Le film Cellule 211 de l'Espagnol Daniel Monzon a beau avoir remporté huit prix Goya l'an dernier - l'équivalent des Oscars espagnols -, dont ceux du meilleur film, réalisation et acteur principal, son réalisateur garde les pieds sur terre.

«Mon prochain projet est assuré, annonce-t-il en entrevue téléphonique depuis Madrid. Mais c'est le fait que les gens ont adoré le film qui m'a davantage touché. Certains sortaient de la salle en applaudissant.»

Adapté d'un roman de Francisco Perez Gandul, le long métrage décrit une journée dans une prison espagnole telle que vécue par un jeune gardien qui se présente à son nouveau travail une journée à l'avance. Il sera pris entre deux feux lorsqu'éclate une émeute menée par des prisonniers déchaînés.

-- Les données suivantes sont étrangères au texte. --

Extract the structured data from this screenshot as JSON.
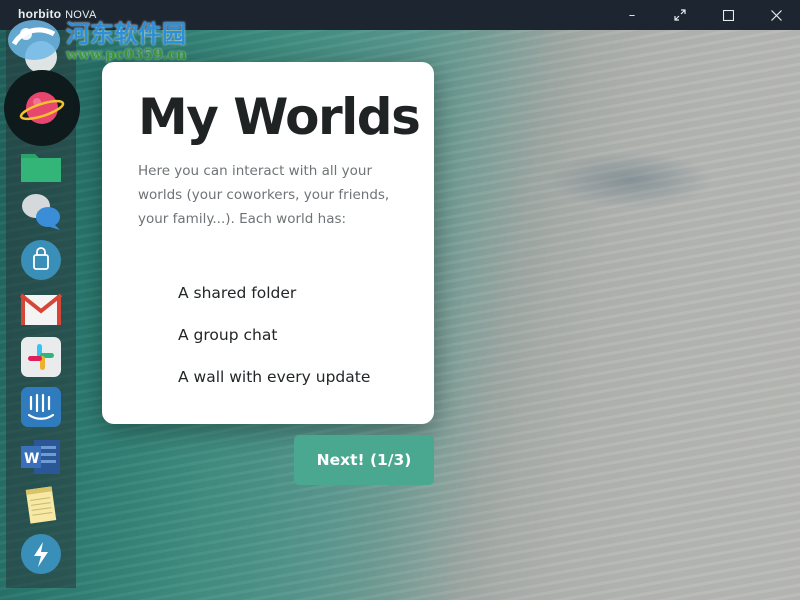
{
  "titlebar": {
    "brand_name": "horbito",
    "brand_product": "NOVA",
    "controls": [
      "minimize",
      "fullscreen",
      "maximize",
      "close"
    ]
  },
  "watermark": {
    "chinese_text": "河东软件园",
    "url": "www.pc0359.cn"
  },
  "dock": {
    "items": [
      {
        "name": "worlds",
        "icon": "planet-icon"
      },
      {
        "name": "files",
        "icon": "folder-icon"
      },
      {
        "name": "chat",
        "icon": "chat-bubbles-icon"
      },
      {
        "name": "store",
        "icon": "shopping-bag-icon"
      },
      {
        "name": "gmail",
        "icon": "gmail-icon"
      },
      {
        "name": "slack",
        "icon": "slack-icon"
      },
      {
        "name": "intercom",
        "icon": "intercom-icon"
      },
      {
        "name": "word",
        "icon": "word-icon"
      },
      {
        "name": "notes",
        "icon": "notepad-icon"
      },
      {
        "name": "lightning",
        "icon": "lightning-icon"
      }
    ]
  },
  "card": {
    "title": "My Worlds",
    "description": "Here you can interact with all your worlds (your coworkers, your friends, your family...). Each world has:",
    "features": [
      "A shared folder",
      "A group chat",
      "A wall with every update"
    ]
  },
  "next_button": {
    "label": "Next! (1/3)"
  },
  "colors": {
    "accent": "#4aa890",
    "titlebar": "#1d2630",
    "card_bg": "#ffffff"
  }
}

«C'est le pire qui peut arriver à ce futur papa très heureux en ménage. Cette histoire ressemble à une tragédie grecque. Le héros se trouvait tout en haut de la roue de la fortune et un tour du destin fait en sorte que sa vie bascule complètement. Et tout ça était dans le roman.»

Ce qui n'y était pas, par contre, est la décision de filmer la mutinerie un peu à la façon d'un documentaire avec une caméra portée à l'épaule, mais sans être hyperactive.

«Je déteste ces mouvements de caméra brusques et constants qui sont devenus comme une mode, explique le cinéaste. J'ai cherché à composer des plans réalistes, pour qu'on ait accès à l'expression et à l'intimité des personnages.»

La qualité de l'interprétation a valu aux deux acteurs principaux d'être aussi récompensés aux Goya: le jeune Argentin Alberto Ammann en gardien de prison et celui que la presse a qualifié de «Robert de Niro» espagnol, Luis Tosar, en leader des émeutiers.

«Luis est un grand acteur, estime le réalisateur. Il était très enthousiaste pour ce rôle dans lequel il a accepté de sortir de sa zone de confort. Il a travaillé pendant des semaines à se forger une voix spéciale, dure, rocailleuse pour jouer son personnage de Malamadre. J'avais peur qu'il s'abîme les cordes vocales.»

De vrais prisonniers agissent également comme acteurs dans certaines scènes du long métrage qui a été tourné à Zamora, dans une prison désaffectée depuis une dizaine d'années.

«Ces lieux se sont avérés importants pour le film, estime Monzon. La prison nous a aidés à mieux comprendre, autant à l'équipe technique qu'aux acteurs. Pour les prisonniers acteurs, certaines scènes relevaient de la catharsis. Ils ont pu tout briser pour recréer la mutinerie dans le film.»

Mais au-delà du drame qui ne cesse de s'épaissir à mesure que le récit avance, accompagnant le pire et le meilleur de l'humain qui émerge dans des situations extrêmes, une relation presque amicale se développe entre les deux personnages principaux.

«Comme être humain, le désespoir ne m'intéresse pas, dit Daniel Monzon. Ces deux personnages opposés, l'un au début de sa vie professionnelle, comblé, et l'autre, criminel endurci et violent, vont finir par se respecter et, oui, s'aimer .»

Le réalisateur de 43 ans ne veut tout de même pas suggérer que la vie en prison est une partie de plaisir, au contraire.

«Tous les faits présentés dans le film sont documentés. La prison où nous avons tourné ne sert plus, heureusement, mais la réalité des détenus reste difficile, violente. Des changements ont été apportés depuis quelques années, mais je mentirais si je disais qu'il n'y a plus de problèmes dans les prisons espagnoles.»

Cellule 211 (Celda 211) prend l'affiche vendredi prochain.